The Global Health Summit will include a series of four sessions on Thursday, Aug. 20, discussing such topics as one health, sustainability, and planetary health. They are as follows.

“One Health: What Is It, What Should It Be?” will kick off the summit from noon to 12:25 p.m. EDT, led by John Gittleman, PhD, who is the dean and a professor of ecology at the University of Georgia Odum School of Ecology. He will identify key examples of how the one-health approach is uniquely effective in solving difficult health problems, such as Ebola, West Nile virus, and emerging human diseases; show new forecasting methods to determine the where, when, and pace of emergent pathogens; and generally characterize why this approach, though difficult, is critical to predicting, solving, and finding common ground for health issues. “To advance the field we must expand interdisciplinary databases to rapidly access information on biodiversity, public health and ecosystems and, to be truly successful, widen One Health applications into agricultural, clinical and environmental issues,” the session summary states.

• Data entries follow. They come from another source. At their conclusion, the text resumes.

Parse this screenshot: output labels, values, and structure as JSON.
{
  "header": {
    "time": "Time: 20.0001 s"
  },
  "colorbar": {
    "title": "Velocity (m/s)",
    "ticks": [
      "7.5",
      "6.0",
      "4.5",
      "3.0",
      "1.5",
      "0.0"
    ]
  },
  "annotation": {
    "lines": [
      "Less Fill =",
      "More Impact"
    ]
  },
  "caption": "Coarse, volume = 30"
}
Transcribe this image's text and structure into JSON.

“The Veterinarian’s Role in Sustainable Animal Agriculture,” will take place at 12:25-12:50 p.m. EDT, presented by Dr. Simon Doherty, a veterinary surgeon who is focused on global livestock health. Dr. Doherty will describe how sustainable agriculture and aquaculture impacts and is impacted by key environmental issues such as climate change, pollution, habitat destruction, and the effect of disasters and provide an overview of the development and adoption of the British Veterinary Association’s position statement on sustainable animal agriculture. He will also cover ways the veterinary profession must adapt to be at the forefront of tackling global challenges such as antimicrobial resistance and reducing greenhouse gas emissions while, at the same time, maximizing animal health, animal welfare, and agricultural productivity and minimizing waste, according to the session summary.

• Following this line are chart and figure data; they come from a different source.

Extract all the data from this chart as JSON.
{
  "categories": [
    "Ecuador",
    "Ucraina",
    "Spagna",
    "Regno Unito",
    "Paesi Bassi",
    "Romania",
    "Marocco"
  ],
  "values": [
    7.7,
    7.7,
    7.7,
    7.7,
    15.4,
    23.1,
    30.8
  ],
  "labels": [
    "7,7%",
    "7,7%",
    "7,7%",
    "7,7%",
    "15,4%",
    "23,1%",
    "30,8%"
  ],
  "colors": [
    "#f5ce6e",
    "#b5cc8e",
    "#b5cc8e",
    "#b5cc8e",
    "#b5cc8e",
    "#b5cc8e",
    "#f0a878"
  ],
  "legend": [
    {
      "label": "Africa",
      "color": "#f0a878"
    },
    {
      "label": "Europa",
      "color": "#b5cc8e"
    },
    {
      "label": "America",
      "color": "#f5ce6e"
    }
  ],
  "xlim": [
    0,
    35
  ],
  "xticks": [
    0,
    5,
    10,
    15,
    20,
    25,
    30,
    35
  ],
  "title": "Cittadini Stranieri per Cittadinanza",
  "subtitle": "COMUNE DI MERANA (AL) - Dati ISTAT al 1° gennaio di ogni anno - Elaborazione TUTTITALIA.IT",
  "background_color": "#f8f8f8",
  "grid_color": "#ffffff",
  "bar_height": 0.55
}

“The Truth About Livestock and Methane Emissions,” led by Frank Mitloehner, PhD, will be held from 2:30-2:55 p.m. EDT. Dr. Mitloehner, professor and extension specialist in air quality at the University of California-Davis, will delve into how improvement in efficiencies per animal has considerably reduced the environmental impact per unit of production on livestock operations, even though livestock production has become spatially concentrated in several regions of the industrialized world. Dr. Mitloehner argues that a sustainable future in animal agriculture will require that the output of livestock systems match the capacity of crops and soils to utilize those nutrients or that alternative uses of manure for fuel and energy production be implemented.

“Honeybees: Selecting for Behavioral Resistance to Varroa Destructor,” is the final session from 2:55-3:20 p.m. EDT. Krispn Given, apiculture specialist at Purdue University, will give an overview of successful breeding paradigms and the protocols Purdue has used for over 22 years in its honeybee breeding program. He’ll also talk about a selective phenotypic breeding program to reduce the impact of Varroa destructor mites in honeybee colonies.